Ernst Heinrich Kossmann (31 January 1922 – 8 November 2003), often named as E. H. Kossmann in his books, was a Dutch historian. He was professor of Modern History at the University of Groningen in the Netherlands. His magnum opus is The Low Countries. History of the Southern and Northern Netherlands.
After their marriage the couple went to Paris. In 1954 Kossmann obtained his Ph.D. from Leiden University, with a doctoral thesis entitled Fronde. In 1957 he went to London as professor of Dutch History and Institutions. In 1962 he became professor at the University College London. In 1966 he became professor of Modern History at the University of Groningen. In 1981 he delivered his Huizinga Lecture in the Pieterskerk in Leiden. He retired as professor in 1987 and died in Groningen in 2003.

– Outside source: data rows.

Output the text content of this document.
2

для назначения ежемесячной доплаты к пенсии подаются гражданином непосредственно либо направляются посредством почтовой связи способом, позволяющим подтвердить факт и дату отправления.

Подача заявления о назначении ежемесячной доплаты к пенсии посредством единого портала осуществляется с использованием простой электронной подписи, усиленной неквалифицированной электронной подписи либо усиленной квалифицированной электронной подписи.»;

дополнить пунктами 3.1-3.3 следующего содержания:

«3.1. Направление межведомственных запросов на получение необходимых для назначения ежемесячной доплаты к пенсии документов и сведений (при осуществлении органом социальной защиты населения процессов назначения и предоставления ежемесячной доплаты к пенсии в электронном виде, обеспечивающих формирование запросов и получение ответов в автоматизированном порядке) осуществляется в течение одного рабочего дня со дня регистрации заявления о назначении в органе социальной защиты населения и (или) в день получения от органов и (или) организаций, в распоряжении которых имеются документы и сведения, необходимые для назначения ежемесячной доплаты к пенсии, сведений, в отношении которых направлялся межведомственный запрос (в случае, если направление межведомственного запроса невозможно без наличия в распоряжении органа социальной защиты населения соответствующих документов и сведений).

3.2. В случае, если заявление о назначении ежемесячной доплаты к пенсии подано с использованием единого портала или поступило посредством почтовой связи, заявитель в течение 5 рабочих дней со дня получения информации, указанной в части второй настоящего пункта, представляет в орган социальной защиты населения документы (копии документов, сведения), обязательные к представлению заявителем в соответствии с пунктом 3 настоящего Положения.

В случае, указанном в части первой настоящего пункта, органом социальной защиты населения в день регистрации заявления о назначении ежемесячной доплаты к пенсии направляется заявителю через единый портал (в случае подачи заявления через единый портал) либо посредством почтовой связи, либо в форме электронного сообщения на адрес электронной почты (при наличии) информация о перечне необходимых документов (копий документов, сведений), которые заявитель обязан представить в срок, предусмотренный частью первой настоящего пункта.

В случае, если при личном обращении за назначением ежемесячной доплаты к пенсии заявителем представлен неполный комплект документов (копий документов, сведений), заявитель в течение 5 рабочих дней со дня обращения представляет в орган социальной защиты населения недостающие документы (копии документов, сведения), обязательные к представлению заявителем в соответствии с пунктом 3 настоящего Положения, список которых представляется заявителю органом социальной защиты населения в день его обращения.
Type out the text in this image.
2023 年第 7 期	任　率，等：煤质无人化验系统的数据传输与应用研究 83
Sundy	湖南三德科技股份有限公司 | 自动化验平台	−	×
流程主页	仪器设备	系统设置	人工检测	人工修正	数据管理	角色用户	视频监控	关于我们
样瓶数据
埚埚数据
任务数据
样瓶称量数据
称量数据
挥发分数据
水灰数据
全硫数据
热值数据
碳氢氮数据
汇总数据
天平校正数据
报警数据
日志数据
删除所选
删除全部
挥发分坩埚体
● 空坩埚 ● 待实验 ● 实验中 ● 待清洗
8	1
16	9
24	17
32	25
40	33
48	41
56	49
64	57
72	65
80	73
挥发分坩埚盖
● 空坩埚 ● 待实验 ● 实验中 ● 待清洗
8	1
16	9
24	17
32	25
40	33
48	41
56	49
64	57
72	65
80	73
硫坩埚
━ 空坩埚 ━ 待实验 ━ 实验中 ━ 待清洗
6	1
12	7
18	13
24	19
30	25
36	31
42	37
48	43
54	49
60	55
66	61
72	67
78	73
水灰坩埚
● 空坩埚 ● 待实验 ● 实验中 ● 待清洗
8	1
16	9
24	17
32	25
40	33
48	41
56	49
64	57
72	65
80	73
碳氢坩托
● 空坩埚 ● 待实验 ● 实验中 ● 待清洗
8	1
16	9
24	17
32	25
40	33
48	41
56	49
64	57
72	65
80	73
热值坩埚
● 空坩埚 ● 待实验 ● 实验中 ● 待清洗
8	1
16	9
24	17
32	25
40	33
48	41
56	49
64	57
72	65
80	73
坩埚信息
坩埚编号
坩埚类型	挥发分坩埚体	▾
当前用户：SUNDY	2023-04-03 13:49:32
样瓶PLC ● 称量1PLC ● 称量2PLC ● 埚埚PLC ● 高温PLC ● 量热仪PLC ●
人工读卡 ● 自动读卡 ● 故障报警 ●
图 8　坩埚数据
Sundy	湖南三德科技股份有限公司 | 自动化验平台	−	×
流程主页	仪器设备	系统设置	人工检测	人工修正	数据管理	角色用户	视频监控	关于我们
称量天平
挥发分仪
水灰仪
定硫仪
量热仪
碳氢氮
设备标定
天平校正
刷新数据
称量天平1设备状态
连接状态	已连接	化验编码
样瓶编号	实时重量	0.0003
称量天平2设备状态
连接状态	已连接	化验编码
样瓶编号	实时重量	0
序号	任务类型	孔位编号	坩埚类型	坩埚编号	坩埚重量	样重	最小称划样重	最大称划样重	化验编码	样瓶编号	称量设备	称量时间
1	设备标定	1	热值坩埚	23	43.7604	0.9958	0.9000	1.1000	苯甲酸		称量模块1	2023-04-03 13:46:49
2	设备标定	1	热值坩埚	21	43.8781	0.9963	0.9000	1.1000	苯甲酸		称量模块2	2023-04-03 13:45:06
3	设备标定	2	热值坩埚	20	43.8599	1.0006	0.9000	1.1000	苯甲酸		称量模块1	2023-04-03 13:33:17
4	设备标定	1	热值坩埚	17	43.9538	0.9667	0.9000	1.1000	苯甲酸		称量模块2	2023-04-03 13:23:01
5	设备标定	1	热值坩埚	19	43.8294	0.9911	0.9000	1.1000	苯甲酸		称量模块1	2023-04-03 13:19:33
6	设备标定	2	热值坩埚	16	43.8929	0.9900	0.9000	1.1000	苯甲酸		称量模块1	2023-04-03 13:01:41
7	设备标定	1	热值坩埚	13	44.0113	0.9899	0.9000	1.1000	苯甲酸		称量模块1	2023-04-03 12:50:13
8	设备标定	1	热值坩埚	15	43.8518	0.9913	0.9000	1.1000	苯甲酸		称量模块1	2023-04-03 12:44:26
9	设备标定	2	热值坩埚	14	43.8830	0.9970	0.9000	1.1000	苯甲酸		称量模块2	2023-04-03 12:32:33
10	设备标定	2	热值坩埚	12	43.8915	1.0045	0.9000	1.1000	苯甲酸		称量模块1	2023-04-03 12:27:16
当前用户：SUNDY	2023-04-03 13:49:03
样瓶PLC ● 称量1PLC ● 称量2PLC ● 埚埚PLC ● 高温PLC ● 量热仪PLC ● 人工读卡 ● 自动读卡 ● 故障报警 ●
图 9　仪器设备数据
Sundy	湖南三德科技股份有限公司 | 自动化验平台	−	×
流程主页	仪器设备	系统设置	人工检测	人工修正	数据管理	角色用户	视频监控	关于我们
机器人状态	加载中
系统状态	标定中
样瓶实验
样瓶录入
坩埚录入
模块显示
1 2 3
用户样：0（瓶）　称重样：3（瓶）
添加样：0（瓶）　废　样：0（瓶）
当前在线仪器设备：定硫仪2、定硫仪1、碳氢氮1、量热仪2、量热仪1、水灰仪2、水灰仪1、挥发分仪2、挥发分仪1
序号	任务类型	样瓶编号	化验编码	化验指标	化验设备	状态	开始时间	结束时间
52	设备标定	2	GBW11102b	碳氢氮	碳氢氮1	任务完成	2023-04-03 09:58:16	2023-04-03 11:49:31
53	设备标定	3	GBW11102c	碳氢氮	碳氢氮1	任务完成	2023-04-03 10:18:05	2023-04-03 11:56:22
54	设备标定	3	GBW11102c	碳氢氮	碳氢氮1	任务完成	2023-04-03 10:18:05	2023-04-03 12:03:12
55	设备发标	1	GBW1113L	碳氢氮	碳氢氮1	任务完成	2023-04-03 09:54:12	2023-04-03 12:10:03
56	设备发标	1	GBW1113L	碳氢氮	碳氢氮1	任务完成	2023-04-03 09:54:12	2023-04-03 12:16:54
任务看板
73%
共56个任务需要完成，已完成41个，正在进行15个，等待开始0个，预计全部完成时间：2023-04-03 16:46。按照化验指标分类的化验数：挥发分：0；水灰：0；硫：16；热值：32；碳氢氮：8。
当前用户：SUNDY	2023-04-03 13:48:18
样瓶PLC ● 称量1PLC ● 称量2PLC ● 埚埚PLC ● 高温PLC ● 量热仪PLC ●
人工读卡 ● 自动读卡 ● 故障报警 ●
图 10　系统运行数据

Kossmann was considered a writer with a refined style, and an erudite scholar. His intellectual outlook was sceptical, ironical, detached. He published several books in collaboration with his wife Johanna Kossmann-Putto. In an interview in 2007, his former student Frank Ankersmit gives a description of him:
He had an unusually strong and fascinating personality -- I never met anyone even remotely coming close to what he was like. Just to give you an idea: he was all that one might associate with François Guizot, very much aloof, very intelligent, both impossible to get close to and yet very much accessible and blessed with the rhetorical powers of a Pericles. If he had decided for a political career, the recent history of my country would have been completely different from what it is now. It rarely happened, but if he really felt that this was necessary he could raise a rhetorical storm blowing away everything and everybody. Indeed, when thinking of him, I never am sure what impressed me most, his scholarship or his personality. He was a truly wonderful man.Sublime Experience and Politics, Rethinking History, vol 11, no 2, June 2007, p. 263.
Kossmann became member of the Royal Netherlands Academy of Arts and Sciences in 1961 and resigned in 1966. He joined again as member in 1973.